1588 prose romance by Robert Greene

Pandosto: The Triumph of Time is a prose romance written by the English author Robert Greene, first published in 1588. A later edition of 1607 was re-titled Dorastus and Fawnia. Popular during the time of William Shakespeare, the work's plot was an inspiration for that of Shakespeare's play The Winter's Tale. Greene, in turn, may have based the work on The Clerk's Tale, one of The Canterbury Tales of Chaucer. Edward Chaney suggested that Robert Greene when writing Pandosto may have had in mind the Earl of Oxford's suspicions about the paternity of his daughter (granddaughter of Lord Burghley) when he returned in 1576 from his continental tour that may have included Sicily.

== Description ==
Greene's story contains darker elements than Shakespeare's version (who lightened the mood of the play for comic and romantic purposes).

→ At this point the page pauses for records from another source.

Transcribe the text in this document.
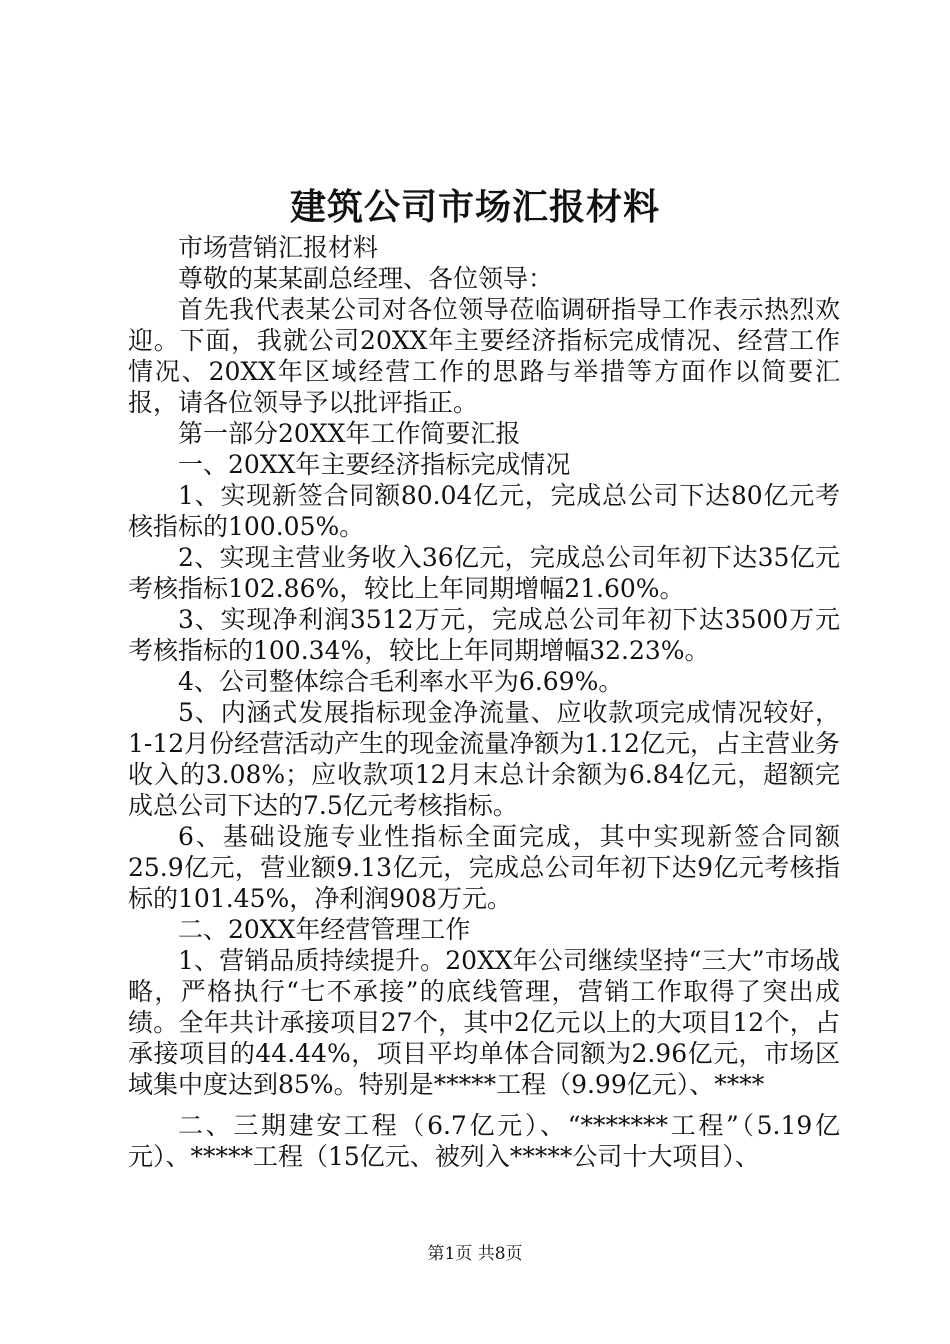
建筑公司市场汇报材料

市场营销汇报材料

尊敬的某某副总经理、各位领导：

首先我代表某公司对各位领导莅临调研指导工作表示热烈欢迎。下面，我就公司20XX年主要经济指标完成情况、经营工作情况、20XX年区域经营工作的思路与举措等方面作以简要汇报，请各位领导予以批评指正。

第一部分20XX年工作简要汇报

一、20XX年主要经济指标完成情况

1、实现新签合同额80.04亿元，完成总公司下达80亿元考核指标的100.05%。

2、实现主营业务收入36亿元，完成总公司年初下达35亿元考核指标102.86%，较比上年同期增幅21.60%。

3、实现净利润3512万元，完成总公司年初下达3500万元考核指标的100.34%，较比上年同期增幅32.23%。

4、公司整体综合毛利率水平为6.69%。

5、内涵式发展指标现金净流量、应收款项完成情况较好，1-12月份经营活动产生的现金流量净额为1.12亿元，占主营业务收入的3.08%；应收款项12月末总计余额为6.84亿元，超额完成总公司下达的7.5亿元考核指标。

6、基础设施专业性指标全面完成，其中实现新签合同额25.9亿元，营业额9.13亿元，完成总公司年初下达9亿元考核指标的101.45%，净利润908万元。

二、20XX年经营管理工作

1、营销品质持续提升。20XX年公司继续坚持“三大”市场战略，严格执行“七不承接”的底线管理，营销工作取得了突出成绩。全年共计承接项目27个，其中2亿元以上的大项目12个，占承接项目的44.44%，项目平均单体合同额为2.96亿元，市场区域集中度达到85%。特别是*****工程（9.99亿元）、****

二、三期建安工程（6.7亿元）、“*******工程”（5.19亿元）、*****工程（15亿元、被列入*****公司十大项目）、

第1页 共8页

In Greene's tale, Pandosto, King of Bohemia, accuses his wife Bellaria of adultery committed with his childhood friend, the King of Sicilia. His pursuit of this unfounded charge leads him to send his infant daughter out to sea to die and causes the death of his son and his wife. His daughter drifts to Sicilia and is saved and raised by a shepherd. Dorastus, the Prince of Sicilia, falls in love with Fawnia, unaware that she is a Princess, and they run away to marry. They land in Bohemia, where Pandosto unwittingly falls in love with his daughter Fawnia. At the end of the story, after Fawnia's identity is revealed, Pandosto commits suicide out of grief for the troubles he caused his family.

== Adaptations ==
In The Winter's Tale, Shakespeare reversed the two kingdoms of Sicilia and Bohemia and added side characters like Paulina and Antigonus. He also introduced Autolycus and the Clown. In terms of the plot, he removed the suicide and added a resurrection scene, bringing the queen back to life using either magic or a death trick, depending on interpretation.

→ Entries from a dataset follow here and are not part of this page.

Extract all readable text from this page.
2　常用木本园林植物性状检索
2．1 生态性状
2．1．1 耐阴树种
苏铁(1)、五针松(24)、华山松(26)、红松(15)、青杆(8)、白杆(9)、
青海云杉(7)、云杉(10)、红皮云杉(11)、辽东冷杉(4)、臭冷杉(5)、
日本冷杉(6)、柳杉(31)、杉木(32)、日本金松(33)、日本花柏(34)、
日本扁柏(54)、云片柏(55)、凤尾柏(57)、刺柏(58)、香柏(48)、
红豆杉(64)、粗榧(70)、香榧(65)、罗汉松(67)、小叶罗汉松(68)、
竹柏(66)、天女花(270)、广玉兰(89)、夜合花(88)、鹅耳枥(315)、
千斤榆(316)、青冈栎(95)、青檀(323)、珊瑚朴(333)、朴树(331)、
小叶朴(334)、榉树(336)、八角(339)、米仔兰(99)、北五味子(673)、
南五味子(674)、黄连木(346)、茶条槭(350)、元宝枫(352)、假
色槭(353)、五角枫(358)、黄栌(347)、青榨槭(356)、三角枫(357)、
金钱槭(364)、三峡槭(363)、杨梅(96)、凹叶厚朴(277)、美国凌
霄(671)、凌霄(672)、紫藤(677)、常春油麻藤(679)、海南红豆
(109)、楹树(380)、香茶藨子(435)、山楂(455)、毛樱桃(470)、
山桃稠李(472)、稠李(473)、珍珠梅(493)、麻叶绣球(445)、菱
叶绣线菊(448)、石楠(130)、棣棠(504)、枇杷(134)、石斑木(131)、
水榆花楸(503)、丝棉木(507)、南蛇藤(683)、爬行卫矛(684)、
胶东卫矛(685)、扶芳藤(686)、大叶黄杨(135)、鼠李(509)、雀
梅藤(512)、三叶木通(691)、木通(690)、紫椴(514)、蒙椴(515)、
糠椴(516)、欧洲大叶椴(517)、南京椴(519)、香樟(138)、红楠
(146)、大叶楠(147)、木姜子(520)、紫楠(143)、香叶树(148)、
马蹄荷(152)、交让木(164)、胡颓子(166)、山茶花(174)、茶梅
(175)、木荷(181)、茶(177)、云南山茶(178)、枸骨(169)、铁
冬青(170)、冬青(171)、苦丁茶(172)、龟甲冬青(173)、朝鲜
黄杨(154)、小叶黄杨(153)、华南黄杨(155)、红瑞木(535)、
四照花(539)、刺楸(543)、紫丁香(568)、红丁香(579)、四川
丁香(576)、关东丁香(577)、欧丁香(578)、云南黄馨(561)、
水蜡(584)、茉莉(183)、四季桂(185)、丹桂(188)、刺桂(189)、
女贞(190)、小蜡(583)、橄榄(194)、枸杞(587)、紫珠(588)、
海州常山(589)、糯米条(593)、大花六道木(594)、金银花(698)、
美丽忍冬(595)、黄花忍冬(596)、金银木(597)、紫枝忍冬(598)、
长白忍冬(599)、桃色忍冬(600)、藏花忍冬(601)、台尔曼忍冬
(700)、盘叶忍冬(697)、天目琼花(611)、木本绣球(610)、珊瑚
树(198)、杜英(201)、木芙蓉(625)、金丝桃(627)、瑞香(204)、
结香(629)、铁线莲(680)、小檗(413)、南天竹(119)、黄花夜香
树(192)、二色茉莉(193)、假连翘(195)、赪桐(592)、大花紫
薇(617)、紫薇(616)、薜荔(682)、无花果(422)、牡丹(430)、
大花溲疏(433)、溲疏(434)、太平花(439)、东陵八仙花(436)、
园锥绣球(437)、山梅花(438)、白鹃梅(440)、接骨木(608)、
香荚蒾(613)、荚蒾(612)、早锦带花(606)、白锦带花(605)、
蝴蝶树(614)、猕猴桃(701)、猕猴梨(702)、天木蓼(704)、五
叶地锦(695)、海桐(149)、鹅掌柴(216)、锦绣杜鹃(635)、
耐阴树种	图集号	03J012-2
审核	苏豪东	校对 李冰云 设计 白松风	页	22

Shakespeare was not the only playwright to adapt Pandosto; the French dramatist Alexandre Hardy produced his own version, titled Pandoste, around 1625. Hardy's play has not survived, though sketches of its scenery by Laurent Mahelot still exist. Mahelot's stage design followed the principle of "multiple setting," or décor simultané, in which a single stage set served for all of a play's scenes.

The poet Francis Sabie had paraphrased the work for a poem in two parts, and given the publication right to Robert Jones. The original titles, altered for 1607 edition, were The Fishermans Tale: Of the famous Actes, Life, and Loue of Cassander, a Grecian Knight, 1595. and Flora's Fortune. The second part and finishing of the Fisher-mans Tale.